Les pancartes «à louer» n’existent plus depuis plus d’une décennie à Val-d’Or. «En 2009 : taux d’inoccupation 0 %, prix moyen pour un 4 et demi 485$. En 2019 : taux d’inoccupation 0,4 %, prix moyen pour un 4 et demi 652$». Le Valdorien Martin Briault a choisi de publier ces chiffres de la Société canadienne d’hypothèques et de logement (SCHL) pour son #10yearschallenge sur Facebook. «Ça fait depuis 2005 qu’on est en crise du logement à Val-d’Or! Ce qui me choque, c’est que ç’a pris environ 6 ans avant que le monde réagisse», s’indigne le chargé de projet au Groupe des ressources techniques (GRT) de l’Abitibi-Témiscamingue, l’organisme de soutien au développement de projets immobiliers communautaires.

Ça fait depuis 2005 qu’on est en crise du logement à Val-d’Or! Ce qui me choque, c’est que ç’a pris environ 6 ans avant que le monde réagisse »

Cette persistante crise du logement s’est expliquée comme une conséquence de l’effervescence de l’économie minière en Abitibi. Il est faux de croire que c’est la seule, voire, la principale raison, insiste Martin Briault. «On mettait ça sur la faute des mines! Étude à l’appui, ce n’est à cause des mines, c’est un tournant démographique! C’est ce que Montréal a subi au début des années 2000».

Il fait référence à une étude réalisée en 2010 par l’École de travail social de l’Université de Montréal qui évaluait les besoins de logements sociaux en Abitibi-Témiscamingue. «En dépit d’une diminution de la population, on prévoit une augmentation d’environ 1267 ménages sur un horizon de 25 ans. Cependant, le nombre moyen de personnes par ménage passerait de 2,4 à 2. Ceci laisse tout de même présager une aggravation de la crise du logement», y lit-on.
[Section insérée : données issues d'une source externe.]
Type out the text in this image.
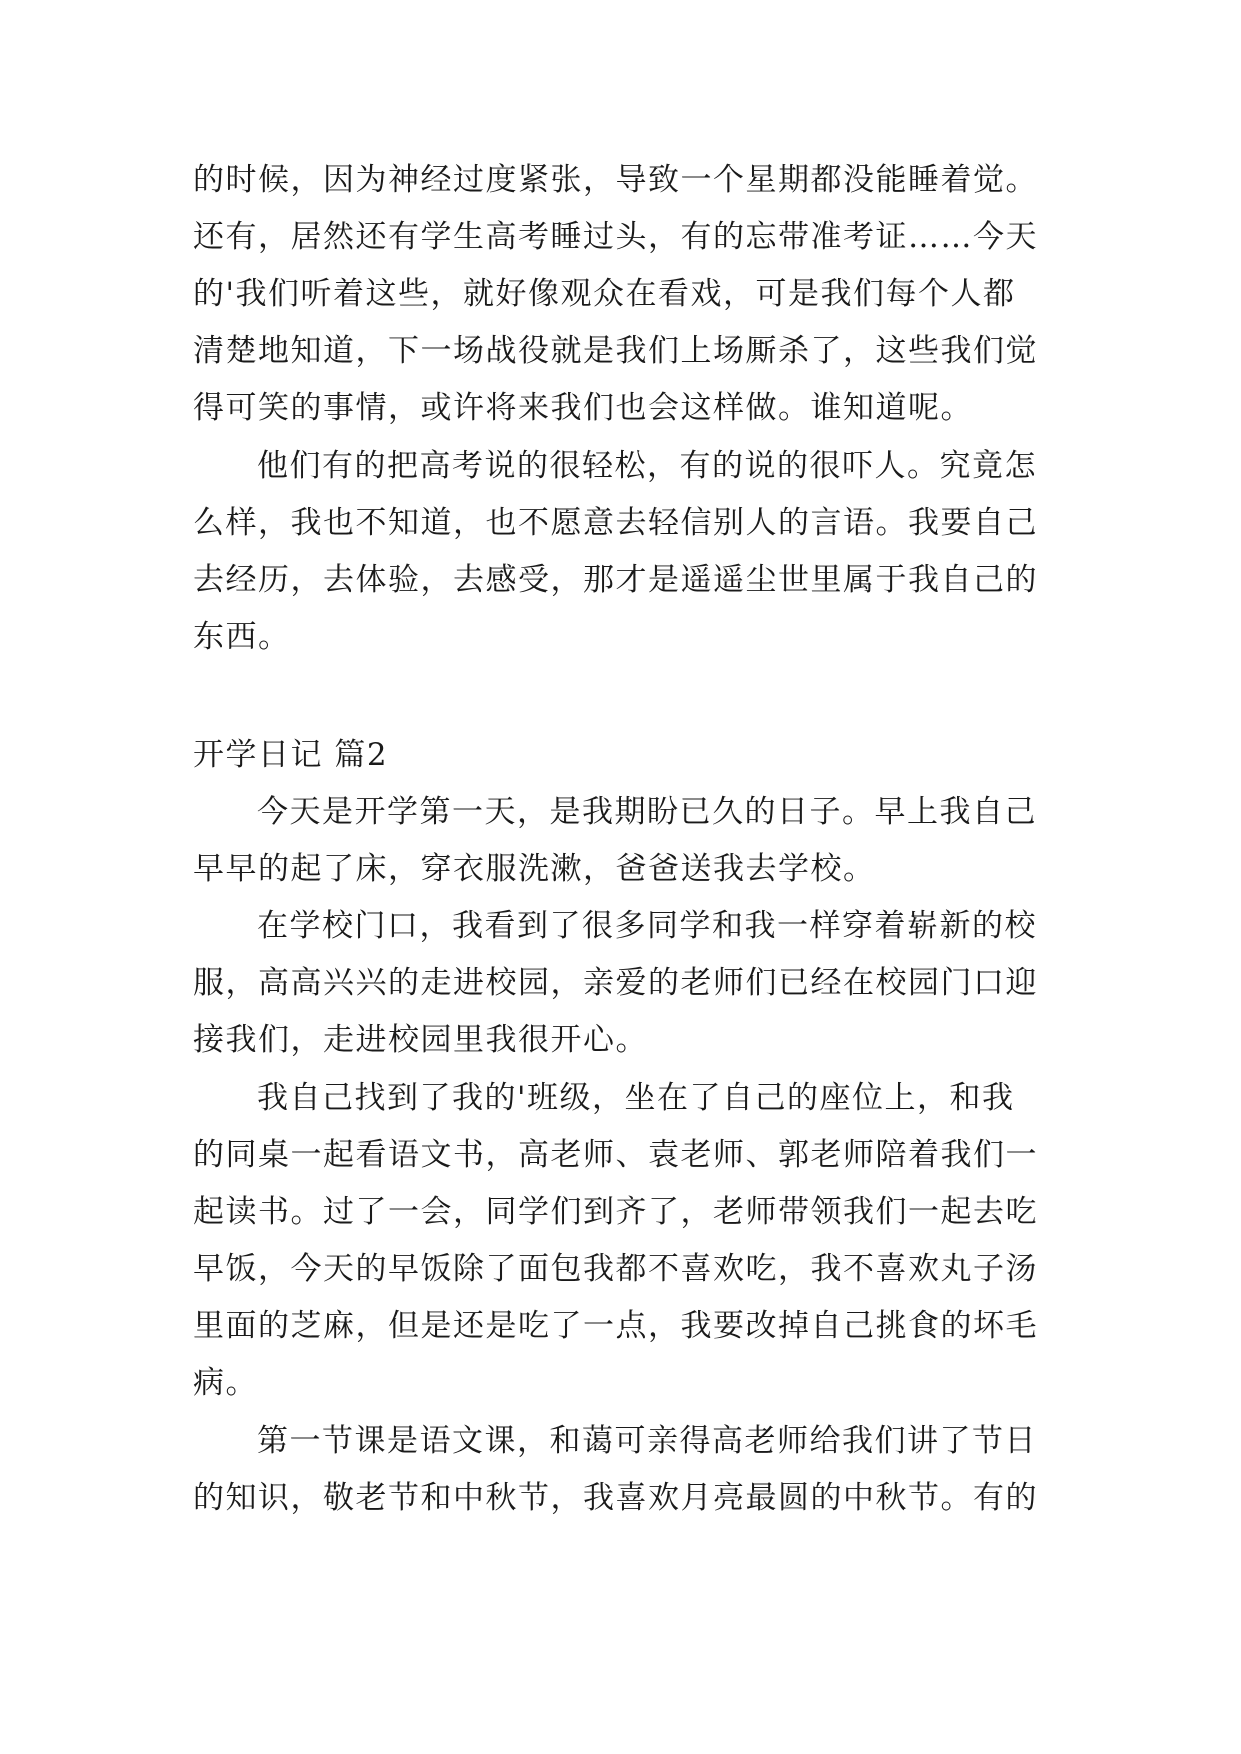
的时候，因为神经过度紧张，导致一个星期都没能睡着觉。
还有，居然还有学生高考睡过头，有的忘带准考证……今天
的'我们听着这些，就好像观众在看戏，可是我们每个人都
清楚地知道，下一场战役就是我们上场厮杀了，这些我们觉
得可笑的事情，或许将来我们也会这样做。谁知道呢。
他们有的把高考说的很轻松，有的说的很吓人。究竟怎
么样，我也不知道，也不愿意去轻信别人的言语。我要自己
去经历，去体验，去感受，那才是遥遥尘世里属于我自己的
东西。
开学日记 篇2
今天是开学第一天，是我期盼已久的日子。早上我自己
早早的起了床，穿衣服洗漱，爸爸送我去学校。
在学校门口，我看到了很多同学和我一样穿着崭新的校
服，高高兴兴的走进校园，亲爱的老师们已经在校园门口迎
接我们，走进校园里我很开心。
我自己找到了我的'班级，坐在了自己的座位上，和我
的同桌一起看语文书，高老师、袁老师、郭老师陪着我们一
起读书。过了一会，同学们到齐了，老师带领我们一起去吃
早饭，今天的早饭除了面包我都不喜欢吃，我不喜欢丸子汤
里面的芝麻，但是还是吃了一点，我要改掉自己挑食的坏毛
病。
第一节课是语文课，和蔼可亲得高老师给我们讲了节日
的知识，敬老节和中秋节，我喜欢月亮最圆的中秋节。有的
D’octobre 2017 à 2018, les logements ont en moyenne augmenté de 3,4 %, soit un point de pourcentage de plus qu’à Montréal. Le rapport sur le marché locatif de la SCHL met aussi en lumière que ce sont les logements à une et deux chambres qui subissent les hausses les plus importantes

Un des auteurs de cette étude, Stéphane Grenier, est maintenant professeur en Travail social à l’Université du Québec en Abitibi-Témiscamingue (UQAT) et préside la maison d’hébergement pour personnes sans abri La Piaule, de Val-d’Or. Il considère que le passage du taux d’inoccupation de 0% à 0,4% en dix ans est peu réjouissant. «À 0,4%, ça veut dire qu’il y a 4 logements de libres par 1000 logements. À un moment donné, on a monté jusqu’à 1,8%, mais on n’a jamais dépassé la barre du 3%, qui est jugé comme étant le seuil de crise», souligne-t-il.

Se battre pour des taudis

Les conséquences de cette crise s’accumulent et prennent de l’ampleur. Non seulement les logements se font rares, mais ils sont aussi devenus rapidement très chers et peu entretenus. Bref, on se bat même pour habiter dans des taudis ou on peine à quitter ceux infestés de coquerelles. D’octobre 2017 à 2018, les logements ont en moyenne augmenté de 3,4 %, soit un point de pourcentage de plus qu’à Montréal. Le rapport sur le marché locatif de la SCHL met aussi en lumière que ce sont les logements à une et deux chambres qui subissent les hausses les plus importantes : 4,6 % de 2017 à 2018 pour les logements à une chambre.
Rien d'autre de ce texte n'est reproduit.